Minder varkens leiden niet tot prijsherstel, geeft Rosenthal aan.
Het gebrek aan samenwerking in de keten belet de varkenshouderij momenteel om de betere prestaties uit de markt te halen, constateert Rosenthal verder. ‘Een betere ketenstructuur is nodig. Ook voor de afzetpromotie en kennismarketing. Varkenshouders moeten richting de markt als collectief optreden. Samen een vuist maken en meer samenwerken met andere partijen, zodat de varkenshouder niet de laatste restjes van de marge krijgt, maar een eerlijke prijs.’ Door de versnippering in de sector worden varkenshouders uitgespeeld door andere schakels in de keten.
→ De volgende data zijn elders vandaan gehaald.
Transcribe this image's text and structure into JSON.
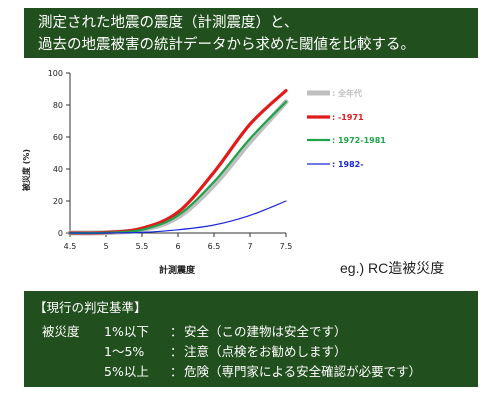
{
  "banner": {
    "line1": "測定された地震の震度（計測震度）と、",
    "line2": "過去の地震被害の統計データから求めた閾値を比較する。"
  },
  "chart_data": {
    "type": "line",
    "title": "",
    "xlabel": "計測震度",
    "ylabel": "被災度 (%)",
    "xlim": [
      4.5,
      7.5
    ],
    "ylim": [
      0,
      100
    ],
    "x_ticks": [
      "4.5",
      "5",
      "5.5",
      "6",
      "6.5",
      "7",
      "7.5"
    ],
    "y_ticks": [
      "0",
      "20",
      "40",
      "60",
      "80",
      "100"
    ],
    "grid": false,
    "legend_position": "right",
    "x": [
      4.5,
      5.0,
      5.5,
      6.0,
      6.5,
      7.0,
      7.5
    ],
    "series": [
      {
        "name": ": 全年代",
        "color": "#bfbfbf",
        "values": [
          0.0,
          0.2,
          2,
          10,
          30,
          57,
          82
        ]
      },
      {
        "name": ": -1971",
        "color": "#e21a1a",
        "values": [
          0.0,
          0.3,
          3,
          13,
          38,
          68,
          89
        ]
      },
      {
        "name": ": 1972-1981",
        "color": "#1fa34a",
        "values": [
          0.0,
          0.2,
          2,
          11,
          32,
          59,
          82
        ]
      },
      {
        "name": ": 1982-",
        "color": "#1a28d8",
        "values": [
          0.0,
          0.0,
          0.4,
          2,
          5,
          11,
          20
        ]
      }
    ]
  },
  "note": "eg.) RC造被災度",
  "criteria": {
    "header": "【現行の判定基準】",
    "label": "被災度",
    "rows": [
      {
        "range": "1%以下",
        "colon": "：",
        "text": "安全（この建物は安全です）"
      },
      {
        "range": "1～5%",
        "colon": "：",
        "text": "注意（点検をお勧めします）"
      },
      {
        "range": "5%以上",
        "colon": "：",
        "text": "危険（専門家による安全確認が必要です）"
      }
    ]
  }
}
Verlaging van kosten voor voer en mest worden volgens Rosenthal nu ook niet vanuit de kracht van het collectief opgepakt, terwijl dat wel zou moeten. ‘Overigens moeten varkenshouders zich niet alleen richten op kostenreductie, maar óók op het verhogen van het rendement. Een krachtig collectief is daarbij onmisbaar’, meent hij.
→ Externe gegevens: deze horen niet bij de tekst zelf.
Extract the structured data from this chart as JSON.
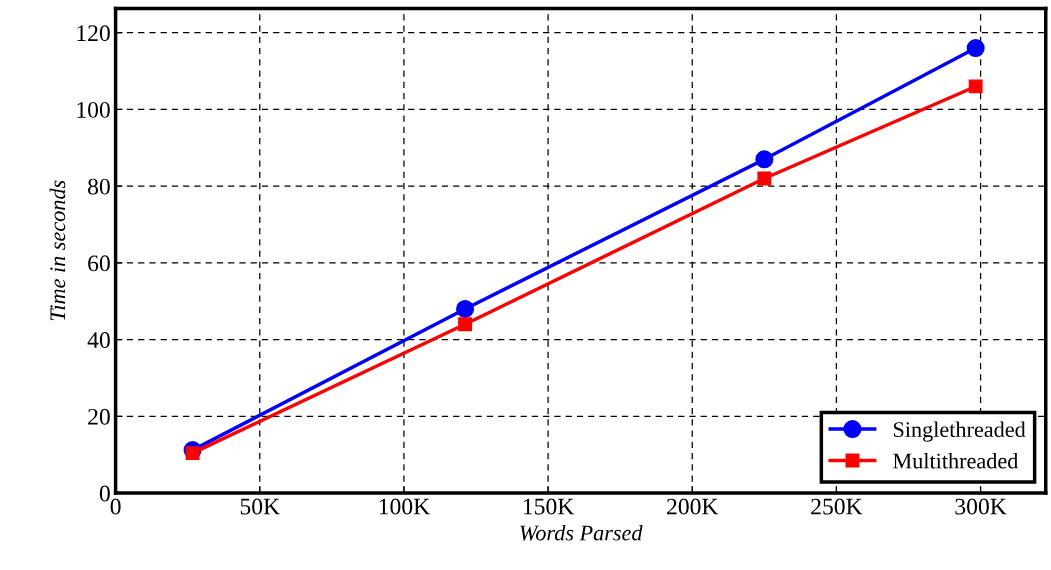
{
  "chart_data": {
    "type": "line",
    "xlabel": "Words Parsed",
    "ylabel": "Time in seconds",
    "series": [
      {
        "name": "Singlethreaded",
        "color": "#0000ff",
        "marker": "circle",
        "x": [
          26700,
          121200,
          225000,
          298300
        ],
        "values": [
          11.2,
          48,
          87,
          116
        ]
      },
      {
        "name": "Multithreaded",
        "color": "#ff0000",
        "marker": "square",
        "x": [
          26700,
          121200,
          225000,
          298300
        ],
        "values": [
          10.4,
          44,
          82,
          106
        ]
      }
    ],
    "xlim": [
      0,
      322600
    ],
    "ylim": [
      0,
      126.3
    ],
    "xticks": [
      0,
      {
        "value": 50000,
        "label": "50K"
      },
      {
        "value": 100000,
        "label": "100K"
      },
      {
        "value": 150000,
        "label": "150K"
      },
      {
        "value": 200000,
        "label": "200K"
      },
      {
        "value": 250000,
        "label": "250K"
      },
      {
        "value": 300000,
        "label": "300K"
      }
    ],
    "yticks": [
      0,
      20,
      40,
      60,
      80,
      100,
      120
    ],
    "grid": true,
    "legend": "bottom right",
    "line_style": "solid"
  }
}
Minder varkens leiden niet tot prijsherstel, geeft Rosenthal aan. ‘Er is wereldwijd een groeiende vraag naar kwalitatief goed én voedselveilig varkensvlees. Nederland kan dat efficiënt produceren. Als wij minder varkens gaan houden, zullen andere landen snel ons marktaandeel overnemen. Prijsherstel blijft uit en Nederland blijft slechts met een kleine sector over. Wij moeten ook beter inspelen op de vraag uit de markten, zoals de vraag naar duurzaam geproduceerd vlees. Nauwere samenwerking in de keten kan hieraan bijdragen.’
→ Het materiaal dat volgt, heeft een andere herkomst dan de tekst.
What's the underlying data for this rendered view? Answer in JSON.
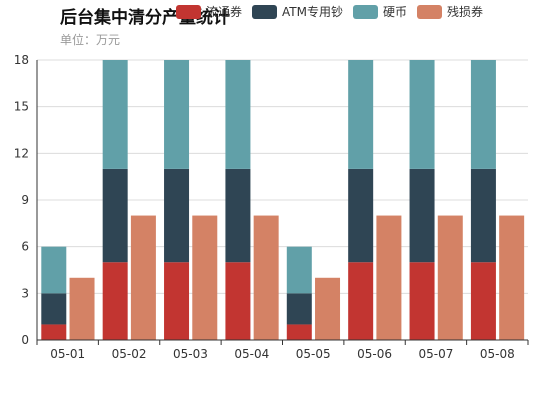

Voor varkenshouders die geen toekomstperspectief hebben, moet volgens hem gekeken worden naar wat nodig is om op een verantwoorde manier te kunnen stoppen. ‘Daardoor ontstaat ruimte voor andere varkenshouders die wel kunnen doorgroeien.’


Op basis van een bijeenkomst in Den Bosch op 8 oktober lijkt te moeten worden geconcludeerd dat export naar buiten de EU een gevaarlijke strategie is. Een en ander omdat West-Europa op de wereldmarkt geen partij is voor de veel goedkopere en in potentie even goede varkensproductie in de beide Amerika's. Het zijn spannende tijden voor de visievorming rond de varkenshouderij, terwijl juist actie nodig is.